Alle vier Beschwerdeführer sind gesund, P1 ist im erwerbsfähigen Alter und verfügen in der Russischen Föderation nach wie vor über zahlreiche familiäre und soziale Anknüpfungspunkte; wobei sämtlich in den folgenden Absätzen genannten Verwandten, ebenso wie P1 bis P4, der Volksgruppe der Tschetschenen angehören und molsemischen Glaubens sind.

Die Mutter von P1 war in erster Ehe mit dem Vater von P1 verheiratet, der sich von ihr scheiden ließ, eine andere Frau heiratete mit er XXXX Kinder hatte, bis er im Jahr XXXX verstarb. Die Mutter von P1 hat später ihren zweiten Ehegatten, der von XXXX lebte, geheiratet. Sie ließ sich von diesem jedoch, nachdem sie sich in ihren aktuellen Ehegatten verliebt hatte, scheiden und schloss ihre dritte Ehe. Der dritte Ehegatte war vor der Eheschließung mit der Mutter von P1 XXXX ; beiden leben in XXXX .

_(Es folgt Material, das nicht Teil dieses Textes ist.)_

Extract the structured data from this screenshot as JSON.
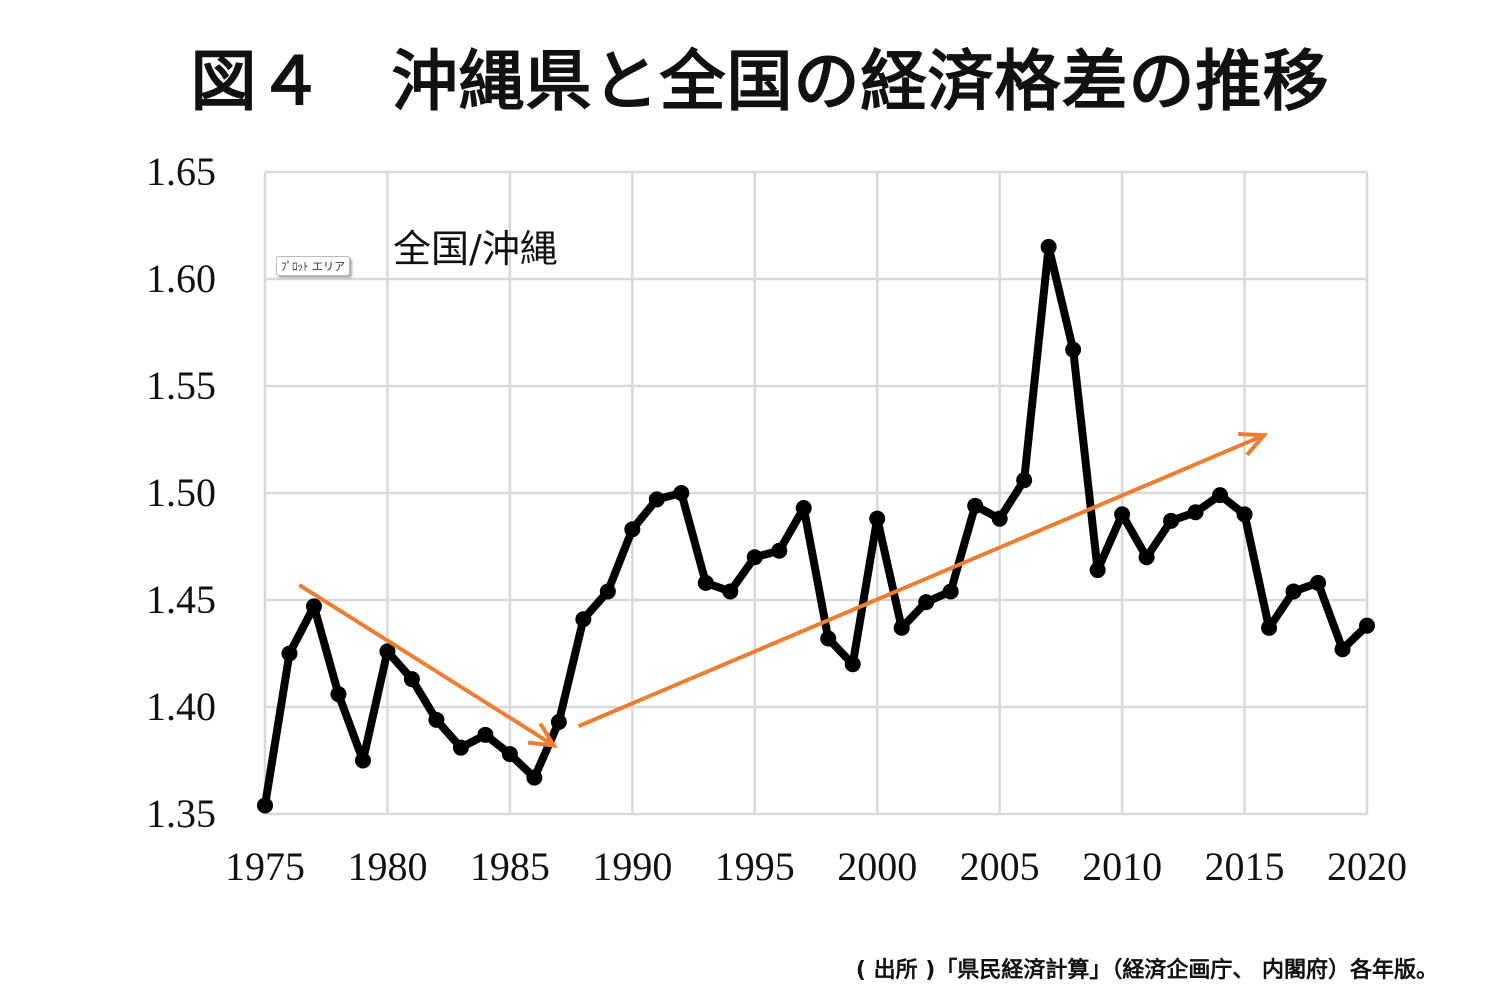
{
  "title": "図４　沖縄県と全国の経済格差の推移",
  "footnote": "( 出所 )「県民経済計算」（経済企画庁、 内閣府）各年版。",
  "tooltip": "ﾌﾟﾛｯﾄ エリア",
  "chart_data": {
    "type": "line",
    "title": "図４　沖縄県と全国の経済格差の推移",
    "series_label": "全国/沖縄",
    "xlim": [
      1975,
      2020
    ],
    "ylim": [
      1.35,
      1.65
    ],
    "x_ticks": [
      "1975",
      "1980",
      "1985",
      "1990",
      "1995",
      "2000",
      "2005",
      "2010",
      "2015",
      "2020"
    ],
    "y_ticks": [
      "1.35",
      "1.40",
      "1.45",
      "1.50",
      "1.55",
      "1.60",
      "1.65"
    ],
    "grid": true,
    "series": [
      {
        "name": "全国/沖縄",
        "color": "#000000",
        "x": [
          1975,
          1976,
          1977,
          1978,
          1979,
          1980,
          1981,
          1982,
          1983,
          1984,
          1985,
          1986,
          1987,
          1988,
          1989,
          1990,
          1991,
          1992,
          1993,
          1994,
          1995,
          1996,
          1997,
          1998,
          1999,
          2000,
          2001,
          2002,
          2003,
          2004,
          2005,
          2006,
          2007,
          2008,
          2009,
          2010,
          2011,
          2012,
          2013,
          2014,
          2015,
          2016,
          2017,
          2018,
          2019,
          2020
        ],
        "values": [
          1.354,
          1.425,
          1.447,
          1.406,
          1.375,
          1.426,
          1.413,
          1.394,
          1.381,
          1.387,
          1.378,
          1.367,
          1.393,
          1.441,
          1.454,
          1.483,
          1.497,
          1.5,
          1.458,
          1.454,
          1.47,
          1.473,
          1.493,
          1.432,
          1.42,
          1.488,
          1.437,
          1.449,
          1.454,
          1.494,
          1.488,
          1.506,
          1.615,
          1.567,
          1.464,
          1.49,
          1.47,
          1.487,
          1.491,
          1.499,
          1.49,
          1.437,
          1.454,
          1.458,
          1.427,
          1.438
        ]
      }
    ],
    "annotations": [
      {
        "type": "arrow",
        "color": "#ED7D31",
        "from": [
          1976.4,
          1.457
        ],
        "to": [
          1986.8,
          1.382
        ]
      },
      {
        "type": "arrow",
        "color": "#ED7D31",
        "from": [
          1987.8,
          1.391
        ],
        "to": [
          2015.8,
          1.527
        ]
      }
    ]
  }
}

P1 hat im Herkunftsstaat XXXX die aus der zweiten Ehe ihres verstorbenen Vaters stammen und zu denen sie gute Kontakte pflegt XXXX , hat eine Tochter die XXXX und lebt mit ihrem XXXX von P1 und deren XXXX in XXXX von ihrem Einkommen als XXXX . Der bei ihr lebende XXXX von P1 ist ein XXXX von P1 ist XXXX , hat XXXX und ihr Ehegatte arbeitet als XXXX .

Zudem leben noch XXXX Tanten sowie zahlreichen Cousins und Cousinen väterlicherseits von P1 im Herkunftsstaat. XXXX

Weiters leben noch XXXX Onkel und XXXX Tanten mütterlicherseits von P1 im Herkunftsstaat. XXXX

Derzeit herrscht eine als COVID-19 bezeichnete Pandemie und es ist allgemein bekannt, dass auch in der letzten Woche Österreich und nicht etwa der Herkunftsstaat der Beschwerdeführer – in Relation zur Bevölkerungszahl – innerhalb Europas und sogar weltweit die meisten Neuinfektionen mit COVID-19 aufweist.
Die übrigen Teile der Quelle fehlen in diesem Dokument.